Semi-Homemade Macaroni and Cheese
I have a great from scratch macaroni and cheese recipe that I will share at some point, but this recipe is for all of you who don’t have enough time, have picky eaters, or want to indulge in that classic blue box once in a while.
My niece came over the other day and while she isn’t a picky eater for the most part as she will try anything, she is pretty specific about her mac and cheese. First, it has to be that bright orange that almost all American kids are used to. Second, the serving has to look close to what she has seen on the box.
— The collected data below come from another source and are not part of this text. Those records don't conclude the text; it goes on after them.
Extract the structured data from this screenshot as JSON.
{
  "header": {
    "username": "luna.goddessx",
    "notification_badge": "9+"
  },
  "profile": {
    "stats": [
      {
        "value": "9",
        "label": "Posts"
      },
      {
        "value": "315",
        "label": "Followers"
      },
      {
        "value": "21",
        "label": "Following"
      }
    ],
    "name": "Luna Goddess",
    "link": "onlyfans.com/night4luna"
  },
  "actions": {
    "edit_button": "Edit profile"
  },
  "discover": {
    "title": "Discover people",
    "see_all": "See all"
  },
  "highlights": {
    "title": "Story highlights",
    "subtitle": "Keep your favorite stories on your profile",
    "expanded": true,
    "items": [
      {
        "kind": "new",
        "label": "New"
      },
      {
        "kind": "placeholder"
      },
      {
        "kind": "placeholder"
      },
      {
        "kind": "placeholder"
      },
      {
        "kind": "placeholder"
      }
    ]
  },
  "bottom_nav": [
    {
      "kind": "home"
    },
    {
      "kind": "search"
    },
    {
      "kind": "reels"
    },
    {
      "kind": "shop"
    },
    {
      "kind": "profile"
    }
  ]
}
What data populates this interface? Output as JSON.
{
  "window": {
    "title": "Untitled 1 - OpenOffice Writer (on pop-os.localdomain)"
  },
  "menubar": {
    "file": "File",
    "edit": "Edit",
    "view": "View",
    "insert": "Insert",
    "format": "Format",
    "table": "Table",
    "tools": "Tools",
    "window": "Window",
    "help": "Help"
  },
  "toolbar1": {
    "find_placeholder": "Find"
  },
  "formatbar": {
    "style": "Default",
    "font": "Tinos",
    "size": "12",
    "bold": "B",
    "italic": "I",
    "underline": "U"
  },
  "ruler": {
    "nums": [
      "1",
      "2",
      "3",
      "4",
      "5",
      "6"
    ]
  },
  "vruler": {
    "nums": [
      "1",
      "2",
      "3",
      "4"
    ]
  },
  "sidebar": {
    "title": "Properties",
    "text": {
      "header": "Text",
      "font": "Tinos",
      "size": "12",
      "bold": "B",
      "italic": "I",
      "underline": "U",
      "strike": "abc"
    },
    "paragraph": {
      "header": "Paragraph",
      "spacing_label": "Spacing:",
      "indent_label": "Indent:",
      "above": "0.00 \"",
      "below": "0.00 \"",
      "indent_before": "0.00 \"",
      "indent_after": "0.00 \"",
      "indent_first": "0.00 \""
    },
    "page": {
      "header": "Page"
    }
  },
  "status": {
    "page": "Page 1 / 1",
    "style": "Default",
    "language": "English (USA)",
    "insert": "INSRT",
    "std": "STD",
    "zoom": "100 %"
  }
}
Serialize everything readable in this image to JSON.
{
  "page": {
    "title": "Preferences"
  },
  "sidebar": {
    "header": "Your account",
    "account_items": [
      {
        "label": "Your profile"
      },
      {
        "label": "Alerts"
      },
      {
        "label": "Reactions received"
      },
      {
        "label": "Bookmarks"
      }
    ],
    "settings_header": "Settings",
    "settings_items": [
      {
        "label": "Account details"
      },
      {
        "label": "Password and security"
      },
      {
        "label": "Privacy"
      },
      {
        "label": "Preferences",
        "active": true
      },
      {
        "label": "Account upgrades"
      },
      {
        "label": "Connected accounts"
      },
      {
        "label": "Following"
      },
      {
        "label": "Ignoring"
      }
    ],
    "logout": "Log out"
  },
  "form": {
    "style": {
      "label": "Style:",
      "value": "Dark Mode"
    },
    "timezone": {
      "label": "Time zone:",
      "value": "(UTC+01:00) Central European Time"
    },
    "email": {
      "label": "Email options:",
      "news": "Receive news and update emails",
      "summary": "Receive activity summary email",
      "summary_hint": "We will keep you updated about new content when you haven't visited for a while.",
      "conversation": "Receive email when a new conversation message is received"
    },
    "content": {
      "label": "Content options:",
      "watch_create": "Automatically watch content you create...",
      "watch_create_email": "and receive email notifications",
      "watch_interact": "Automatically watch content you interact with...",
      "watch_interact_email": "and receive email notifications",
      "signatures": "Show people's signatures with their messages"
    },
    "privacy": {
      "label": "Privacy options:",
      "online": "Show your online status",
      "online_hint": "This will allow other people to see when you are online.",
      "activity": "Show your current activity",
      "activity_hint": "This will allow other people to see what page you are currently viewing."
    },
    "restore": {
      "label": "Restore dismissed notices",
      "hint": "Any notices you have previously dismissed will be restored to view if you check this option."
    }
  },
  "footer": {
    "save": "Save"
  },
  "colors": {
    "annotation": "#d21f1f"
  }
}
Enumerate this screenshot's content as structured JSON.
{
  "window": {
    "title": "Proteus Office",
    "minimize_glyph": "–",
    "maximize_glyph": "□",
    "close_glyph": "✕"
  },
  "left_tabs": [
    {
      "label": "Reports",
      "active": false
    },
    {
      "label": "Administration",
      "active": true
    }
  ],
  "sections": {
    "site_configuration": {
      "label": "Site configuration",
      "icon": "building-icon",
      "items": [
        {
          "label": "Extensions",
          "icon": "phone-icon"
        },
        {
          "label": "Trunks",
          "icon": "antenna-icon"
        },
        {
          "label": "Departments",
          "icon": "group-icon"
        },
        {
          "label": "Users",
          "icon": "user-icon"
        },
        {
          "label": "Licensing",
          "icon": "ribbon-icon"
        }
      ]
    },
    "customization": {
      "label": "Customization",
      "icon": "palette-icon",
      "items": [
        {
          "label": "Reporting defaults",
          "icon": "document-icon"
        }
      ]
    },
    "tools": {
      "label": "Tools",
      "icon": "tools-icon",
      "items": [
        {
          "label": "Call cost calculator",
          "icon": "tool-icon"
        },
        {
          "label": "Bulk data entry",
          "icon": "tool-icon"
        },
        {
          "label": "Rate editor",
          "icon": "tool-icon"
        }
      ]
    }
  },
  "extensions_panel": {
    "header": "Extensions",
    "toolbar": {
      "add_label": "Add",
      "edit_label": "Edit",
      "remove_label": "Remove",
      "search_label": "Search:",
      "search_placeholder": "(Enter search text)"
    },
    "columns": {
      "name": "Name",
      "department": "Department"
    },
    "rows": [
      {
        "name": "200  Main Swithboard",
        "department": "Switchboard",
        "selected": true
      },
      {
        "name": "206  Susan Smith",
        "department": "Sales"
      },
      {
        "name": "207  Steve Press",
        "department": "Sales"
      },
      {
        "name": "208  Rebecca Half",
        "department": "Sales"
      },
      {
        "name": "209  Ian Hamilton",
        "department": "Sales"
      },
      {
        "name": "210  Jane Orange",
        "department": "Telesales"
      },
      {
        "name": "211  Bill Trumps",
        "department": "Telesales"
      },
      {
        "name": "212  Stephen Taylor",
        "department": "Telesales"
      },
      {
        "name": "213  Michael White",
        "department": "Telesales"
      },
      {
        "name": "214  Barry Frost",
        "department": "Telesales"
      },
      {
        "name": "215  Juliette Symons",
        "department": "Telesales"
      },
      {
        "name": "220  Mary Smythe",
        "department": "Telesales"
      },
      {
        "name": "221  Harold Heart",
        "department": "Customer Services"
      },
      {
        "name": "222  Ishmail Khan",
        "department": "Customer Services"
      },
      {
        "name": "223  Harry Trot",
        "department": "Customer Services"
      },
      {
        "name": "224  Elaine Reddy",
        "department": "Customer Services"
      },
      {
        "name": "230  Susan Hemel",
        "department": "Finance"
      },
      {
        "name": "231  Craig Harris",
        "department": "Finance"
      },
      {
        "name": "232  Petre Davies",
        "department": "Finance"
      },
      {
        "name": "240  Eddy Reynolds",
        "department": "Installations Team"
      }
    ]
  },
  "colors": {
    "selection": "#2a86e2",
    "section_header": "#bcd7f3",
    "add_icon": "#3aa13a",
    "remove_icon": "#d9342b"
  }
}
Third, it has to “taste right” as she says.
Well, it was a cold day that she was coming over and after we snowshoeing, something warm for lunch sounded good. My sister-in-law has my second niece on the way – only a month to go – so when I talked to her the other day, she mentioned that she has been craving gooey foods. Between the two of them, I figured a semi-homemade mac and cheese bake would satisfy all and be quick to make in the morning before they arrived.
2 boxes of Kraft Macaroni and Cheese cooked and prepared according to the box directions.
1 can of cut green beans (peas also work well)
1/2 cup of shredded cheddar cheese (orange not white) divided
1 large egg beaten well
1 cup of crushed Ritz Crackers
3 tablespoons of butter melted
Grease a 9×9 inch baking dish and pre-heat your oven to 350°F. In a large sauce pot cook the two boxes of Kraft mac and cheese according to the box directions. Add the powder mix and milk all in the same pot so as you normally would. Then add half of the shredded cheese and stir together.
Let the mac and cheese cool until only warm, not hot. You can test this by sticking your finger in the middle of the pot. If you can let your finger sit there for a minute and it isn’t burning, it is cool enough (this is all so that your egg doesn’t cook as soon as it hits the hot noodles). Add the can of cut green beans to your mac and cheese and the beaten egg and fold together until well combined.
Put the mac and cheese mixture into your baking dish. Sprinkle the remaining cheese over the top.
In a small microwave safe bowl, melt your butter. Then add the crushed Ritz Crackers and mix until all the crushed crackers are lightly coated with the melted butter.
Crumble the crackers over the top of the mac and cheese.
Bake in the oven for 25-30 minutes or until the mac and cheese is bubbly and the cracker topping is golden brown and crispy.